For information about the World March: http://www.theworldmarch.org, http://www.worldmarchusa.net
Let’s show the international peace communities the best of L.A. Join us for as many of these activities on Wednesday, December 2 as you can:
For public transportation to any of these locations, go to http://www.metro.net.
10 AM: Press Conference at City Hall, 200 N. Spring St. Los Angeles, CA 90012
12 PM: Greeting by the Tongva Nation (the indigenous people of what’s now L.A.)
at Farmlab (across from the cornfields) 1745 N. Spring St, Unit 4, Los Angeles, CA 90012 http://farmlab.org/2006/12/what-is-farmlab_11.html (see “map” link for driving directions); alsohttp://notacornfield.com/events/underspring.html Potluck afterwards.
6 PM: March down Wilshire Boulevard starting at MacArthur Park (bring flashlights and any flags, banners, placards that express peace.)
7 PM: Peace Concert at Immanuel Presbyterian Church, 3300 Wilshire Blvd, Los Angeles, CA 90010-1757
The demands:
• nuclear disarmament at a global level
• the immediate withdrawal of invading troops from occupied territories
• the progressive and proportional reduction of conventional weapons
• the signing of non-aggression treaties between countries
• the renunciation by governments of the use of war as a means to resolve conflicts
Gregory Sotir
http://www.militaryfreeschools.org
We will be able to triumph over terrorism not by waging war on it, but through a conscious, fearless way of life. If there is a choice between absolute safety and freedom, then freedom must always prevail.
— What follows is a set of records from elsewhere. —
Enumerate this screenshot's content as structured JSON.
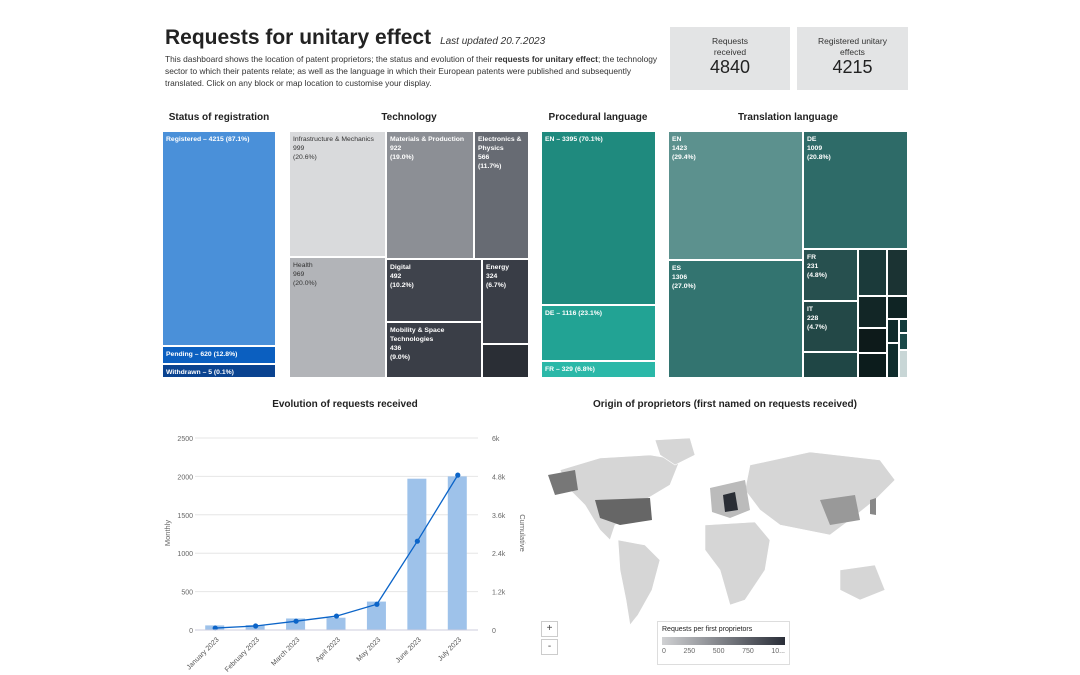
{
  "header": {
    "title": "Requests for unitary effect",
    "last_updated": "Last updated 20.7.2023",
    "desc_1": "This dashboard shows the location of patent proprietors; the status and evolution of their ",
    "desc_bold": "requests for unitary effect",
    "desc_2": "; the technology sector to which their patents relate; as well as the language in which their European patents were published and subsequently translated. Click on any block or map location to customise your display."
  },
  "kpis": [
    {
      "label": "Requests received",
      "value": "4840"
    },
    {
      "label": "Registered unitary effects",
      "value": "4215"
    }
  ],
  "sections": {
    "status": "Status of registration",
    "technology": "Technology",
    "procedural": "Procedural language",
    "translation": "Translation language",
    "evolution": "Evolution of requests received",
    "origin": "Origin of proprietors (first named on requests received)"
  },
  "status": [
    {
      "label": "Registered – 4215 (87.1%)",
      "color": "#4a90d9"
    },
    {
      "label": "Pending – 620 (12.8%)",
      "color": "#0b5fc0"
    },
    {
      "label": "Withdrawn – 5 (0.1%)",
      "color": "#0a4390"
    }
  ],
  "technology": [
    {
      "name": "Infrastructure & Mechanics",
      "value": "999",
      "pct": "(20.6%)",
      "color": "#d9dadc"
    },
    {
      "name": "Health",
      "value": "969",
      "pct": "(20.0%)",
      "color": "#b2b4b8"
    },
    {
      "name": "Materials & Production",
      "value": "922",
      "pct": "(19.0%)",
      "color": "#8c8f95"
    },
    {
      "name": "Electronics & Physics",
      "value": "566",
      "pct": "(11.7%)",
      "color": "#676b73"
    },
    {
      "name": "Digital",
      "value": "492",
      "pct": "(10.2%)",
      "color": "#3f434c"
    },
    {
      "name": "Mobility & Space Technologies",
      "value": "436",
      "pct": "(9.0%)",
      "color": "#3a3e47"
    },
    {
      "name": "Energy",
      "value": "324",
      "pct": "(6.7%)",
      "color": "#393d46"
    },
    {
      "name": "",
      "value": "",
      "pct": "",
      "color": "#2a2e35"
    }
  ],
  "procedural": [
    {
      "label": "EN – 3395 (70.1%)",
      "color": "#1f8a7e"
    },
    {
      "label": "DE – 1116 (23.1%)",
      "color": "#22a394"
    },
    {
      "label": "FR – 329 (6.8%)",
      "color": "#2bb8a8"
    }
  ],
  "translation": [
    {
      "name": "EN",
      "value": "1423",
      "pct": "(29.4%)",
      "color": "#5c918e"
    },
    {
      "name": "ES",
      "value": "1306",
      "pct": "(27.0%)",
      "color": "#337470"
    },
    {
      "name": "DE",
      "value": "1009",
      "pct": "(20.8%)",
      "color": "#2e6b68"
    },
    {
      "name": "FR",
      "value": "231",
      "pct": "(4.8%)",
      "color": "#27504f"
    },
    {
      "name": "IT",
      "value": "228",
      "pct": "(4.7%)",
      "color": "#234847"
    }
  ],
  "chart_data": {
    "type": "bar+line",
    "title": "Evolution of requests received",
    "categories": [
      "January 2023",
      "February 2023",
      "March 2023",
      "April 2023",
      "May 2023",
      "June 2023",
      "July 2023"
    ],
    "series": [
      {
        "name": "Monthly",
        "type": "bar",
        "axis": "left",
        "values": [
          60,
          65,
          150,
          160,
          370,
          1970,
          2000
        ],
        "color": "#9ec2ea"
      },
      {
        "name": "Cumulative",
        "type": "line",
        "axis": "right",
        "values": [
          60,
          125,
          275,
          435,
          805,
          2775,
          4840
        ],
        "color": "#0b64c8"
      }
    ],
    "ylabel": "Monthly",
    "y2label": "Cumulative",
    "ylim": [
      0,
      2500
    ],
    "y2lim": [
      0,
      6000
    ],
    "yticks": [
      "0",
      "500",
      "1000",
      "1500",
      "2000",
      "2500"
    ],
    "y2ticks": [
      "0",
      "1.2k",
      "2.4k",
      "3.6k",
      "4.8k",
      "6k"
    ],
    "grid": true
  },
  "map": {
    "zoom_in": "+",
    "zoom_out": "-",
    "legend_title": "Requests per first proprietors",
    "legend_ticks": [
      "0",
      "250",
      "500",
      "750",
      "10..."
    ]
  }
}
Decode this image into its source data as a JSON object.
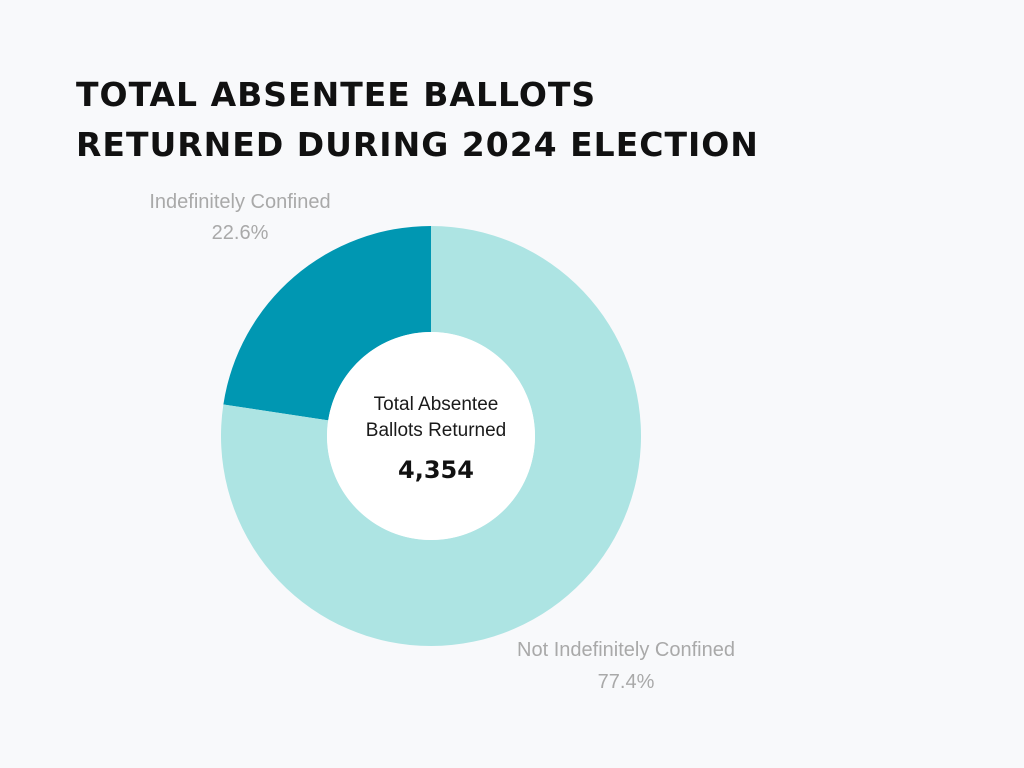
{
  "title": {
    "line1": "TOTAL ABSENTEE BALLOTS",
    "line2": "RETURNED DURING 2024 ELECTION"
  },
  "center": {
    "label_line1": "Total Absentee",
    "label_line2": "Ballots Returned",
    "value": "4,354"
  },
  "chart_data": {
    "type": "pie",
    "variant": "donut",
    "categories": [
      "Indefinitely Confined",
      "Not Indefinitely Confined"
    ],
    "values": [
      22.6,
      77.4
    ],
    "value_labels": [
      "22.6%",
      "77.4%"
    ],
    "colors": [
      "#0097b2",
      "#ade4e3"
    ],
    "total": 4354
  }
}
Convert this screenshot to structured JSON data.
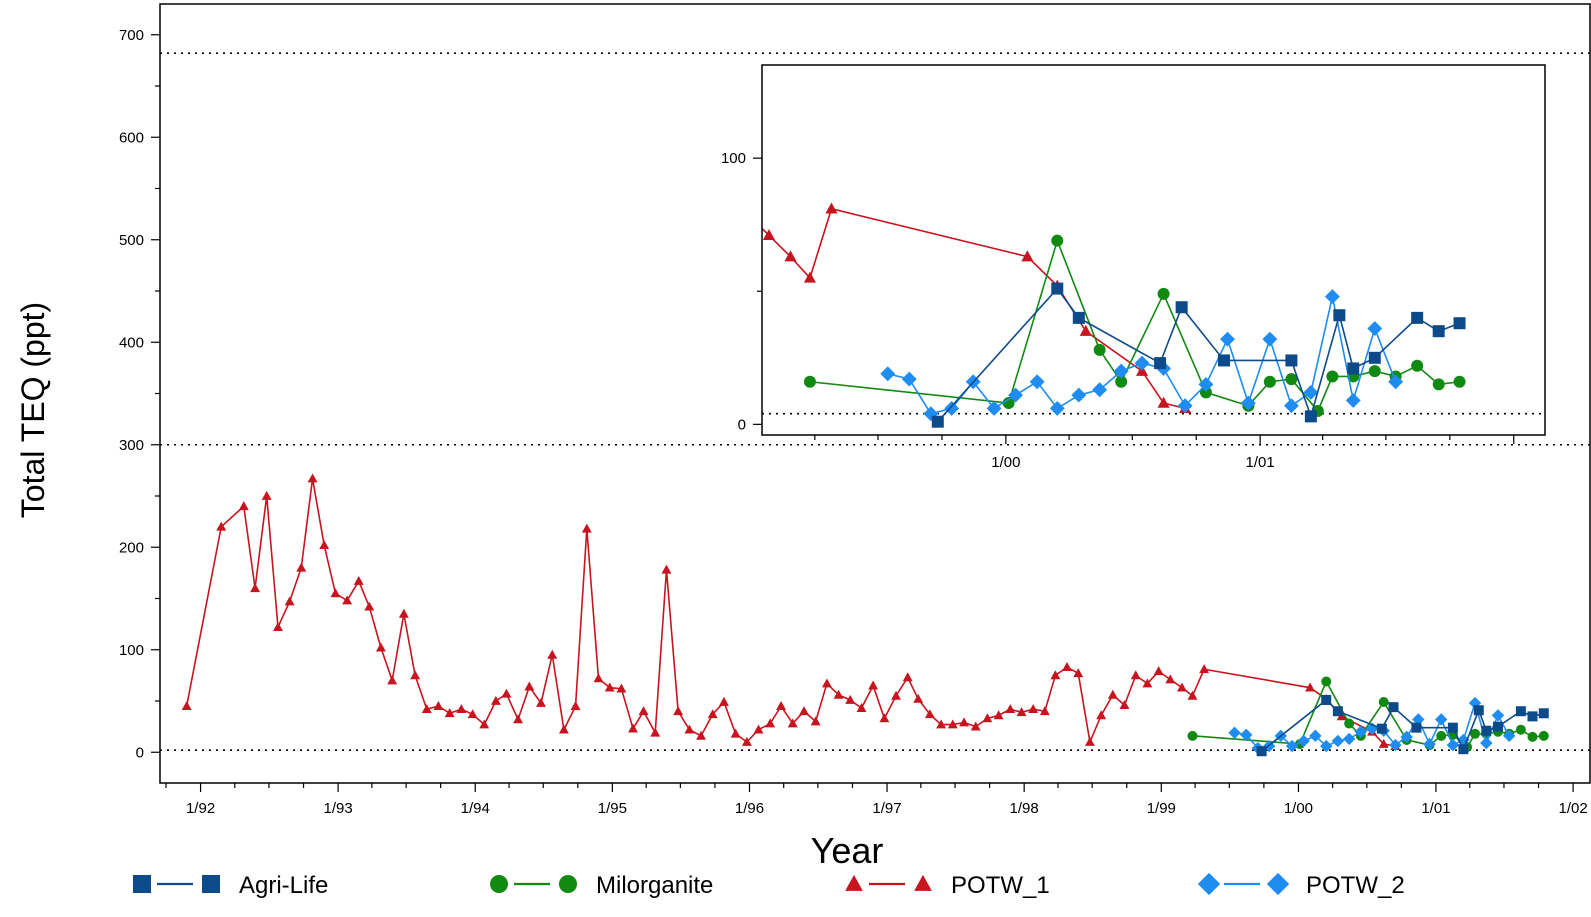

–Salman Rushdie, August 2006
Kid #1: “Boy, I’m pissed off! My parents put some coal into my stocking over the Christmas mantle. Guess I better shape up.”
Kid #2: “Stop whining! At least you got something useful. Maybe you can use it for sketching or tagging or sumpthin’. My parents put a copy of Palin’s “Going Rogue” in my Christmas stocking.”
Hey Margot!
Still up? Got our Christmas tree and it is even decorated!
Speaking of crony capitalists… which one is the loyal Bushie?
Kuwaiti conglomerate sues Carlyle
What’s a little screw-up amongst friends?
A little fallout here, a little fallout there… pretty soon you’re talking real rads…
I’m up! You guys are so far ahead of us, we’ll never catch up.
Yes, weekends are like that for me, I never catch up until too late. But this cold Monday took us off to the movies to see “An Education.” Wow, wonderful.